Das Buch beginnt seltsam: Die Mutter der Protagonistin Tamara stirbt eher überraschend und nach Alkolholkonsum auf einer Polizeiwache. Tamara, die noch lebende Tochter besiedelt nach dem Tod der Mutter das Haus der nun beide verstorbenen Eltern. Dies macht sie, indem sie vor allem zunächst Wände schreiend und Hammer schwingend einreisst und vieles, was sie in Schränken und Schubladen findet, verbrennt. Es wird unmissverständlich deutlich, dass ein Großteil der Kindheits- und Jugenderinnerungen wohl eher nicht positiv oder angenehm waren. Henriette und Maja, die nunmehr erwachsenen Töchter mit eigenen Kindern, stehen dem Verhalten der Mutter in der Wiederaneignung des Elternhauses eher kopfschüttelnd gegenüber. Und auch für Tamara selbst sind es zu Beginn des Romans eher bruchstückhafte kurze Erinnerungen, Gefühle des Vermissens der eigenen toten Schwester Dascha und viel Wut, die erzählt werden, ohne dass dafür Spuren oder Gründe deutlich werden. Die unverbundene, bruchstückhafte, sich selbst nicht verständliche Erinnerung von Tamara wird so auch beim Lesen spürbar.
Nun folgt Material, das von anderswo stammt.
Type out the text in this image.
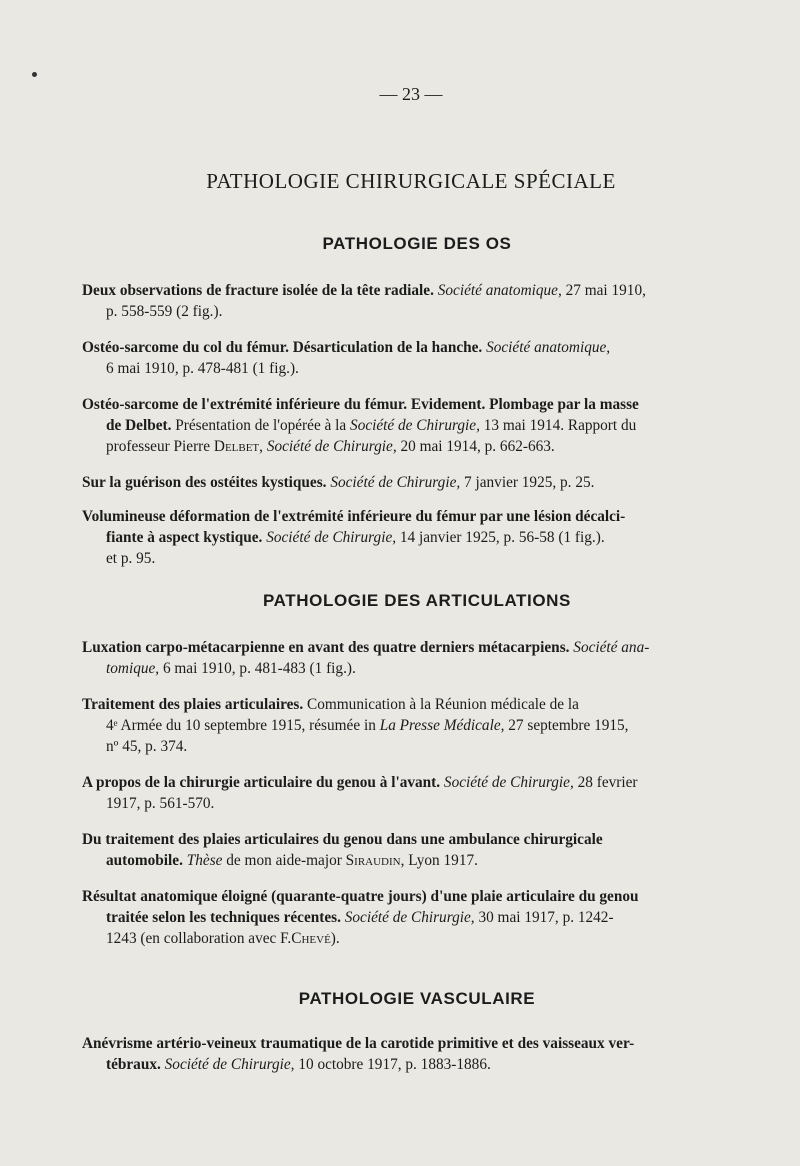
— 23 —
PATHOLOGIE CHIRURGICALE SPÉCIALE
PATHOLOGIE DES OS
Deux observations de fracture isolée de la tête radiale. Société anatomique, 27 mai 1910,
p. 558-559 (2 fig.).
Ostéo-sarcome du col du fémur. Désarticulation de la hanche. Société anatomique,
6 mai 1910, p. 478-481 (1 fig.).
Ostéo-sarcome de l'extrémité inférieure du fémur. Evidement. Plombage par la masse
de Delbet. Présentation de l'opérée à la Société de Chirurgie, 13 mai 1914. Rapport du
professeur Pierre Delbet, Société de Chirurgie, 20 mai 1914, p. 662-663.
Sur la guérison des ostéites kystiques. Société de Chirurgie, 7 janvier 1925, p. 25.
Volumineuse déformation de l'extrémité inférieure du fémur par une lésion décalci-
fiante à aspect kystique. Société de Chirurgie, 14 janvier 1925, p. 56-58 (1 fig.).
et p. 95.
PATHOLOGIE DES ARTICULATIONS
Luxation carpo-métacarpienne en avant des quatre derniers métacarpiens. Société ana-
tomique, 6 mai 1910, p. 481-483 (1 fig.).
Traitement des plaies articulaires. Communication à la Réunion médicale de la
4ᵉ Armée du 10 septembre 1915, résumée in La Presse Médicale, 27 septembre 1915,
nº 45, p. 374.
A propos de la chirurgie articulaire du genou à l'avant. Société de Chirurgie, 28 fevrier
1917, p. 561-570.
Du traitement des plaies articulaires du genou dans une ambulance chirurgicale
automobile. Thèse de mon aide-major Siraudin, Lyon 1917.
Résultat anatomique éloigné (quarante-quatre jours) d'une plaie articulaire du genou
traitée selon les techniques récentes. Société de Chirurgie, 30 mai 1917, p. 1242-
1243 (en collaboration avec F.Chevé).
PATHOLOGIE VASCULAIRE
Anévrisme artério-veineux traumatique de la carotide primitive et des vaisseaux ver-
tébraux. Société de Chirurgie, 10 octobre 1917, p. 1883-1886.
Der Roman erzählt immer weiter zurückgehend in der Zeit. Neben der Geschichte von Tamaras und Daschas Aufwachsen wird auch die der Eltern Alfred und Adele (insbesondere Alfreds) und dessen Eltern, Friedrich und Ilse, erzählt. Die Sprünge von der Kindheit und Jugend der einen zur nächsten Generation, das immer weiter Zurückgehen im Erzählen der Geschichte von Tamara bindet diese Generationen, ihre Entscheidungen, Lebenswege und Handlungen, immer enger zusammen. Sie werden so wie nebenbei und doch zentral mit der Geschichte Deutschlands vor und während des Nationalsozialismus sowie der Geschichte der DDR verbunden.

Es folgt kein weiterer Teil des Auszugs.